TDEE Calculator
Calculate your Total Daily Energy Expenditure - the total calories you burn per day including activity
What is TDEE?
TDEE (Total Daily Energy Expenditure) is your BMR (calories burned at rest) multiplied by your activity level.
Knowing your TDEE helps you set accurate calorie targets for weight loss, muscle gain, or maintenance.
Calculate Your TDEE
Enter your details to find your total daily calorie needs
Be honest about your activity level for accurate results
Understanding TDEE
What is TDEE?
Total Daily Energy Expenditure (TDEE) is the total number of calories you burn in a day. It includes your BMR (Basal Metabolic Rate - calories burned at rest) plus all the calories burned through physical activity, exercise, and daily movement.
How is TDEE Calculated?
TDEE = BMR × Activity Multiplier
We first calculate your BMR using the Mifflin-St Jeor equation (the most accurate formula), then multiply it by your activity level to get your TDEE.
Why TDEE Matters
- •Weight Loss: Eat below your TDEE to create a calorie deficit
- •Maintenance: Eat at your TDEE to maintain your current weight
- •Muscle Gain: Eat above your TDEE to create a calorie surplus
Choosing Your Activity Level
- •Sedentary: Desk job, little to no exercise
- •Light: Light exercise or sports 1-3 days/week
- •Moderate: Moderate exercise 3-5 days/week
- •Active: Hard exercise 6-7 days/week
- •Very Active: Very hard exercise daily + physical job
Tips for Accurate Results
- •Be honest about your activity level - most people overestimate
- •Recalculate your TDEE as you lose or gain weight
- •Track your calories for 2-3 weeks and adjust based on results
- •Don't forget to account for NEAT (Non-Exercise Activity Thermogenesis)
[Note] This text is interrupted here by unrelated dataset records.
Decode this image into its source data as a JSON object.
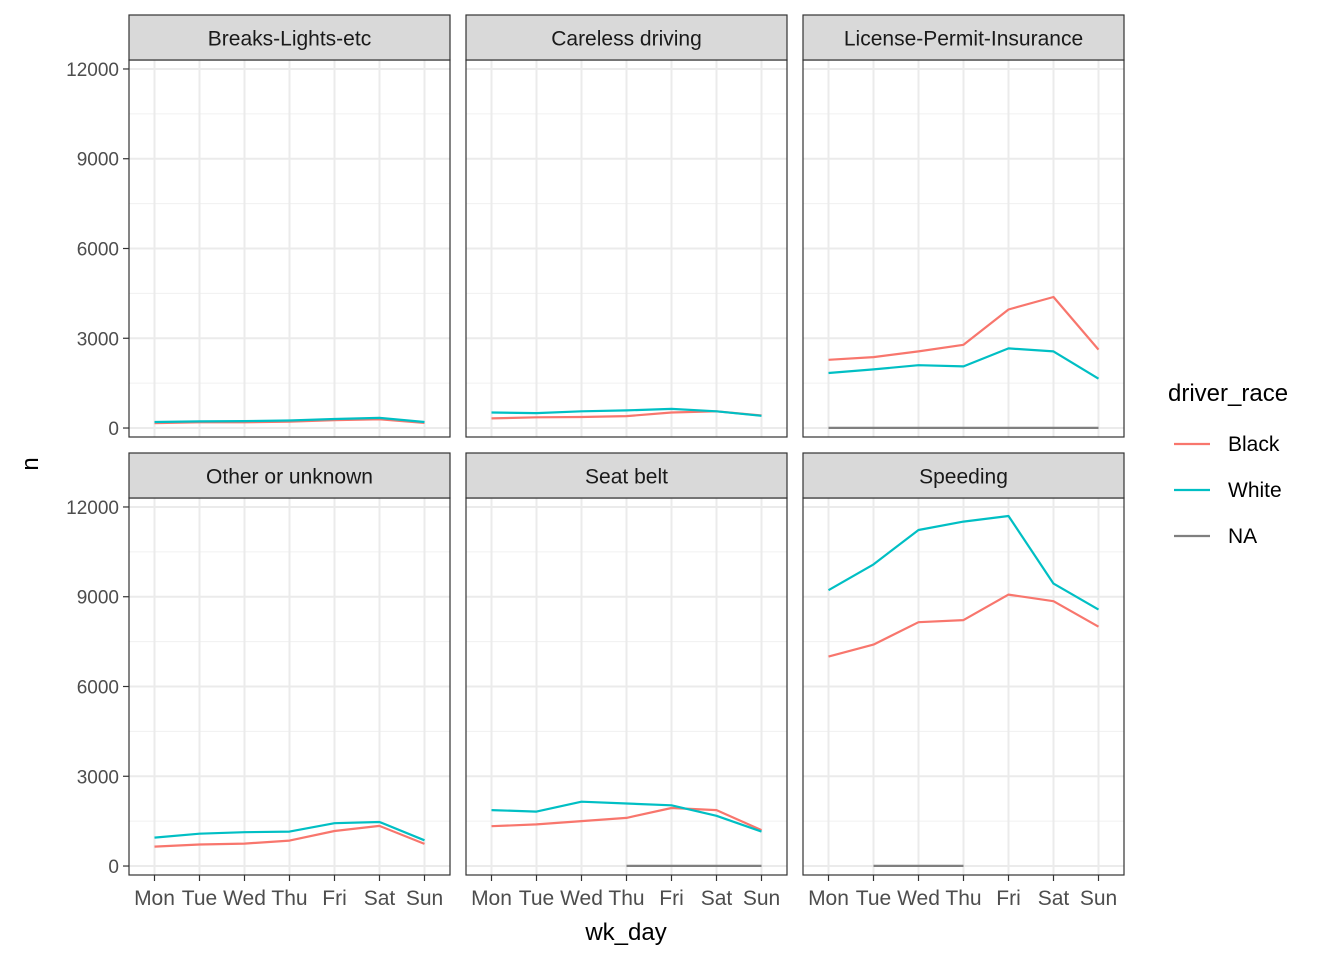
{
  "chart_data": {
    "type": "line",
    "facet_layout": "2 rows x 3 columns",
    "xlabel": "wk_day",
    "ylabel": "n",
    "x_categories": [
      "Mon",
      "Tue",
      "Wed",
      "Thu",
      "Fri",
      "Sat",
      "Sun"
    ],
    "ylim": [
      -300,
      12300
    ],
    "y_ticks": [
      0,
      3000,
      6000,
      9000,
      12000
    ],
    "y_tick_labels": [
      "0",
      "3000",
      "6000",
      "9000",
      "12000"
    ],
    "grid": true,
    "legend": {
      "title": "driver_race",
      "position": "right",
      "items": [
        {
          "label": "Black",
          "color": "#F8766D"
        },
        {
          "label": "White",
          "color": "#00BFC4"
        },
        {
          "label": "NA",
          "color": "#7F7F7F"
        }
      ]
    },
    "facets": [
      {
        "title": "Breaks-Lights-etc",
        "series": [
          {
            "name": "Black",
            "color": "#F8766D",
            "values": [
              160,
              190,
              190,
              210,
              260,
              290,
              170
            ]
          },
          {
            "name": "White",
            "color": "#00BFC4",
            "values": [
              200,
              220,
              230,
              250,
              300,
              340,
              200
            ]
          }
        ]
      },
      {
        "title": "Careless driving",
        "series": [
          {
            "name": "Black",
            "color": "#F8766D",
            "values": [
              320,
              360,
              370,
              400,
              520,
              560,
              420
            ]
          },
          {
            "name": "White",
            "color": "#00BFC4",
            "values": [
              520,
              500,
              560,
              590,
              640,
              560,
              410
            ]
          }
        ]
      },
      {
        "title": "License-Permit-Insurance",
        "series": [
          {
            "name": "Black",
            "color": "#F8766D",
            "values": [
              2280,
              2370,
              2560,
              2780,
              3960,
              4380,
              2620
            ]
          },
          {
            "name": "White",
            "color": "#00BFC4",
            "values": [
              1840,
              1960,
              2100,
              2060,
              2660,
              2560,
              1650
            ]
          },
          {
            "name": "NA",
            "color": "#7F7F7F",
            "values": [
              5,
              5,
              5,
              5,
              5,
              5,
              5
            ]
          }
        ]
      },
      {
        "title": "Other or unknown",
        "series": [
          {
            "name": "Black",
            "color": "#F8766D",
            "values": [
              650,
              720,
              750,
              850,
              1170,
              1340,
              740
            ]
          },
          {
            "name": "White",
            "color": "#00BFC4",
            "values": [
              950,
              1080,
              1130,
              1150,
              1430,
              1470,
              860
            ]
          }
        ]
      },
      {
        "title": "Seat belt",
        "series": [
          {
            "name": "Black",
            "color": "#F8766D",
            "values": [
              1330,
              1390,
              1500,
              1610,
              1940,
              1870,
              1200
            ]
          },
          {
            "name": "White",
            "color": "#00BFC4",
            "values": [
              1870,
              1820,
              2150,
              2090,
              2030,
              1680,
              1150
            ]
          },
          {
            "name": "NA",
            "color": "#7F7F7F",
            "values": [
              null,
              null,
              null,
              5,
              5,
              5,
              5
            ]
          }
        ]
      },
      {
        "title": "Speeding",
        "series": [
          {
            "name": "Black",
            "color": "#F8766D",
            "values": [
              7000,
              7400,
              8150,
              8220,
              9070,
              8850,
              8000
            ]
          },
          {
            "name": "White",
            "color": "#00BFC4",
            "values": [
              9220,
              10080,
              11230,
              11510,
              11700,
              9440,
              8570
            ]
          },
          {
            "name": "NA",
            "color": "#7F7F7F",
            "values": [
              null,
              5,
              5,
              5,
              null,
              null,
              null
            ]
          }
        ]
      }
    ]
  }
}
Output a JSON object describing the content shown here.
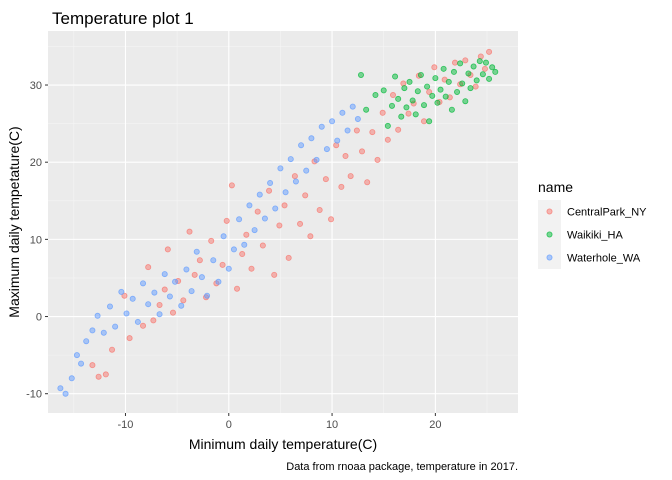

Frequently Asked Questions About TDEE
Common questions about Total Daily Energy Expenditure
What is TDEE and why is it important?
TDEE (Total Daily Energy Expenditure) is the total number of calories you burn in a day, including your BMR (calories burned at rest) plus all physical activity. It's crucial for weight management because it tells you exactly how many calories you need to maintain, lose, or gain weight.
What's the difference between BMR and TDEE?
BMR (Basal Metabolic Rate) is the calories you burn at complete rest just to stay alive. TDEE is your BMR multiplied by your activity level to account for all movement and exercise. For example, if your BMR is 1,500 and you're moderately active (1.55 multiplier), your TDEE would be 2,325 calories.
How accurate is the TDEE calculator?
TDEE calculators typically provide estimates within 10-15% accuracy for most people. The calculation uses the scientifically validated Mifflin-St Jeor equation for BMR and established activity multipliers. However, individual metabolism can vary, so track your results for 2-3 weeks and adjust based on actual weight changes.
How do I choose my activity level?
Be honest and conservative when selecting your activity level. Sedentary: desk job with little exercise. Light: light exercise 1-3 days/week. Moderate: exercise 3-5 days/week. Active: intense exercise 6-7 days/week. Very Active: hard exercise daily plus a physical job. Most people overestimate their activity level.
How many calories should I eat to lose weight?
For sustainable weight loss, eat 10-25% below your TDEE. A 15-20% deficit (eating 80-85% of your TDEE) is ideal for losing about 1 pound per week. More aggressive deficits can lead to muscle loss and metabolic slowdown. Use our calculator's weight loss recommendations for specific calorie targets.
How many calories do I need to build muscle?
To build muscle, eat 5-10% above your TDEE (calorie surplus). A lean bulk at 5% surplus minimizes fat gain while supporting muscle growth. More aggressive bulks (10%+) build muscle faster but with more fat gain. Combine with strength training and adequate protein (0.7-1g per pound of body weight).
Should I eat the same calories every day?
You can eat the same calories daily (using your TDEE average) or vary based on activity. Some people eat more on training days and less on rest days while maintaining the same weekly average. Both approaches work - choose what fits your lifestyle and adherence best.
How often should I recalculate my TDEE?
Recalculate your TDEE every 10-15 pounds of weight change or if your activity level changes significantly. As you lose weight, your TDEE decreases, so you'll need to adjust your calorie intake to continue losing weight. Monthly checks are good practice during active weight loss or gain phases.
Why am I not losing weight eating below my TDEE?
Common reasons: underestimating food intake (portions, cooking oils, drinks), overestimating activity level, not tracking consistently, water retention (especially for women during menstrual cycles), or needing to recalculate TDEE after weight loss. Track meticulously for 2-3 weeks before adjusting calories further.
Can I eat my exercise calories back?
Your TDEE already includes your regular exercise activity, so don't eat back those calories. However, if you do extra unplanned intense exercise beyond your normal routine, you could eat back 25-50% of estimated calories burned. Be conservative - fitness trackers often overestimate calorie burn by 20-30%.